Son of Saul is a Hungarian film that won both the Grand Prix award at Cannes and Best Foreign Film at the Oscars in 2016. It concentrates exclusively on the experience of a Jewish prisoner, Saul, who has to act as a Sonderkommado, guiding frightened and disorientated captives to their murder in the gas chambers and then removing the bodies and disposing of the ashes. Saul seeks to dignify the murder of a boy he claims is his own, but may only be symbolically, as he tries, in a hellishly constrained way, to bury this young body without the Nazis being aware of it.

 

The frenetic pace of the film, assisted by its personal focus, gives a demented quality to a place of darkness. He is constantly on the move; sickening scenes happen at the fringes of his eye line. We know what they are – the film itself begins unflinchingly with a crowd being herded into a chamber like it was a big lift at rush hour – but mostly the evil which besets all happens just off screen.

 

There is only so much one can say about this before one’s own limitations and pretensions are exposed as inadequate to the task, so my recommendation is to watch this film, so it can be recommended to others. The viewer needs to be in a robust frame of mind, but it is not unwatchable and will linger hauntingly in memory, enabling a witness, of a kind.

 

God forbid that such scenes ever be repeated in Europe again.
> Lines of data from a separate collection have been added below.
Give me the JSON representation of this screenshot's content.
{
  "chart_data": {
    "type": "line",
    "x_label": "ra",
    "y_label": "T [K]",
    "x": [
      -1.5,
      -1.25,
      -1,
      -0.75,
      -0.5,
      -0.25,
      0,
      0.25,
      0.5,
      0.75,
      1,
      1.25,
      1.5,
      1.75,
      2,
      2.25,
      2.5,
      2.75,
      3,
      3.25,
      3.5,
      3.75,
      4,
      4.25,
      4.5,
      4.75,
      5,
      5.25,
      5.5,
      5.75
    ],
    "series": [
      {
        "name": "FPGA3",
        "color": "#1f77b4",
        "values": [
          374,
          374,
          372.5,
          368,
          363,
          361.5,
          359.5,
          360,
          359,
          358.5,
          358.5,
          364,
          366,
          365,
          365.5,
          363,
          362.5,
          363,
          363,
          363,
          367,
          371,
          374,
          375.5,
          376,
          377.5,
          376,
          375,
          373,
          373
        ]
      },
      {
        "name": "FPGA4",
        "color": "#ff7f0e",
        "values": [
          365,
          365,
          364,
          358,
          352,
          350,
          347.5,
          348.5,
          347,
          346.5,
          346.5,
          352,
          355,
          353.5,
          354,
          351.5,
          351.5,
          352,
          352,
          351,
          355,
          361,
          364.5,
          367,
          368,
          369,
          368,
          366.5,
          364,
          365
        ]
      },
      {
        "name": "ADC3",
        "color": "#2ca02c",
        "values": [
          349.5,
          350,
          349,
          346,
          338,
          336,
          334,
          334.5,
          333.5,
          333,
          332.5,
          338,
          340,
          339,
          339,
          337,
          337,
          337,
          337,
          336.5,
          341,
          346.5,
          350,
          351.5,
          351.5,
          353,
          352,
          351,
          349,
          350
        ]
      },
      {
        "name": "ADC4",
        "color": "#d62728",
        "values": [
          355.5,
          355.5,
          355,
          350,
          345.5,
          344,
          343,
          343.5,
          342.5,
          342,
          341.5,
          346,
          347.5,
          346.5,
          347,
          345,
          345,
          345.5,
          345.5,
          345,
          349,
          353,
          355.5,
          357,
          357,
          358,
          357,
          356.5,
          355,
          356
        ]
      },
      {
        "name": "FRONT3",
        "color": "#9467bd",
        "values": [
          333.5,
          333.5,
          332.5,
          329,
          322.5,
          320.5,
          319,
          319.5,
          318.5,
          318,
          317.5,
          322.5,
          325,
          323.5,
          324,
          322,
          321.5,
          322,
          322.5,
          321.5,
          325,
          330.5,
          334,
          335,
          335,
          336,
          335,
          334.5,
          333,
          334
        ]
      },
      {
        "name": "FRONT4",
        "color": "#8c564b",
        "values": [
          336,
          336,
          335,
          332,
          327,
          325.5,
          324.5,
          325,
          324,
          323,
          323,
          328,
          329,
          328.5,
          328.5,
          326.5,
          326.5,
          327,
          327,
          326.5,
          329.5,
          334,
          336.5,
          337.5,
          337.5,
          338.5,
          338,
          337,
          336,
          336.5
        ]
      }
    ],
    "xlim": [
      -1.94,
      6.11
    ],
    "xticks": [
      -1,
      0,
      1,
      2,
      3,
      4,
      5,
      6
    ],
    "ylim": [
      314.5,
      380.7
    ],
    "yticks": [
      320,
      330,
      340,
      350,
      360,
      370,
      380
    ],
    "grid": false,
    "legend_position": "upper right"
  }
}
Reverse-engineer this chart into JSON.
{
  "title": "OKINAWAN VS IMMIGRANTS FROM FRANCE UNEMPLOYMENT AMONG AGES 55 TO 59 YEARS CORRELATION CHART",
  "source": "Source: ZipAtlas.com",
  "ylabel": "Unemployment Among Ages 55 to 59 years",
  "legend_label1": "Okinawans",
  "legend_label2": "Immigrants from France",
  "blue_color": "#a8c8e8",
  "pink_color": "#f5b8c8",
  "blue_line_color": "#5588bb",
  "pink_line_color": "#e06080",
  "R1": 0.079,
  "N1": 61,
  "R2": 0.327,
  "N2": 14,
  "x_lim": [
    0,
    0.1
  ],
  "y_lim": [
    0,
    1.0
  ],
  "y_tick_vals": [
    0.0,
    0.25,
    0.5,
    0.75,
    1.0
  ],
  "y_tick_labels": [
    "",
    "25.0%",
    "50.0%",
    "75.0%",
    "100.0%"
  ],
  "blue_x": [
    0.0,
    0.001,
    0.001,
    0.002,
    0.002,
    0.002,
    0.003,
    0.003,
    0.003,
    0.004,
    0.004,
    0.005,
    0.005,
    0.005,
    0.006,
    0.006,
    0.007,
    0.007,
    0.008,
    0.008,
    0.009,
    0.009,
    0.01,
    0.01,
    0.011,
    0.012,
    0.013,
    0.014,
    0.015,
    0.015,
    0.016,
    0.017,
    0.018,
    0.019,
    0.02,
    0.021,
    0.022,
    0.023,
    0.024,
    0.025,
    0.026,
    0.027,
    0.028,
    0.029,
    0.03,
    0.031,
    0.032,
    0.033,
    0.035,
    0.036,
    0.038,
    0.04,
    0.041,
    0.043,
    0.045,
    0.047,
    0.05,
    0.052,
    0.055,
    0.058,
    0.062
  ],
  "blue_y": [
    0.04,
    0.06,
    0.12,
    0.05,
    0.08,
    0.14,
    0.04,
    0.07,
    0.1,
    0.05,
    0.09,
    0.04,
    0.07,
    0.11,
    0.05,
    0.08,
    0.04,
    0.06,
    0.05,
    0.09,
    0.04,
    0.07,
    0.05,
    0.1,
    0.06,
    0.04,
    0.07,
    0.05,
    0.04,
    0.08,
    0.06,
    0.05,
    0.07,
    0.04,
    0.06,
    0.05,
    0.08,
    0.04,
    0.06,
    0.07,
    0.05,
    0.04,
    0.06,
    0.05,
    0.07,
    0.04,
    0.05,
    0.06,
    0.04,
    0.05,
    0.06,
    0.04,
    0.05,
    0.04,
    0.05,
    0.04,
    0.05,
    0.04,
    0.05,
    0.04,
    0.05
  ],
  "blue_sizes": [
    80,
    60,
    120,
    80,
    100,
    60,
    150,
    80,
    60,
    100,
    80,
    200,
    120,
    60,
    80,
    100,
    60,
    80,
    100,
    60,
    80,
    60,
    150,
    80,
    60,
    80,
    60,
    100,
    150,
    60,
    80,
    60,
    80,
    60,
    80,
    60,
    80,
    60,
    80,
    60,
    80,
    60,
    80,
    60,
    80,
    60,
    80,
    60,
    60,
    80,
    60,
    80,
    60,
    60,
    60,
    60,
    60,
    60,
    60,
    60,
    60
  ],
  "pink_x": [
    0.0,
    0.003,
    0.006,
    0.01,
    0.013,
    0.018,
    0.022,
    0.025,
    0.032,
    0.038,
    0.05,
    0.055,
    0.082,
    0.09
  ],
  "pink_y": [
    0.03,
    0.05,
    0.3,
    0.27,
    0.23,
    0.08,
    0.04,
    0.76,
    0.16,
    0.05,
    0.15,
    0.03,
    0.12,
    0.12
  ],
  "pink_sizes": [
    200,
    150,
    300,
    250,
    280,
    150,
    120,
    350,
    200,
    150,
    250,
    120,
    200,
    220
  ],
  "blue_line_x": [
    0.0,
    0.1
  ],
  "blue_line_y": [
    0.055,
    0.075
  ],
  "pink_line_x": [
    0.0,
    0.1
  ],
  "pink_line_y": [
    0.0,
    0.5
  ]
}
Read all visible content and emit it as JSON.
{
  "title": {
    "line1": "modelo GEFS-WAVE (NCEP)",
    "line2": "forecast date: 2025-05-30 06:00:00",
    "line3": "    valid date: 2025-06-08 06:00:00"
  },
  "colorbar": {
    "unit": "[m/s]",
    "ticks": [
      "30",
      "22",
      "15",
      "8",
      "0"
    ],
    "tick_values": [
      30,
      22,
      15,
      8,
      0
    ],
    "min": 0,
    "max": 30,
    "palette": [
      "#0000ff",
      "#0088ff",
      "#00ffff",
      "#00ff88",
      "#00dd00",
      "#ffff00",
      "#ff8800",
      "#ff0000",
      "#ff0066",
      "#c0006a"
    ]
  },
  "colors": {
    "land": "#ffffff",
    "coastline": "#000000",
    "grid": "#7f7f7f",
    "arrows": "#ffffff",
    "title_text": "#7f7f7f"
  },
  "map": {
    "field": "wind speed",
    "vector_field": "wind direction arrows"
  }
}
But if we’re tempted to think most people are simply not gullible or mendacious enough to swallow the lies of Holocaust denial and take refuge in the words of Abraham Lincoln that ‘you can fool all the people some of the time, and some of the people all of the time, but you cannot fool all the people all the time’, European history shows that you only need to fool enough people for periods of time. Stopping pernicious lies about last century may yet be a defining challenge of this one.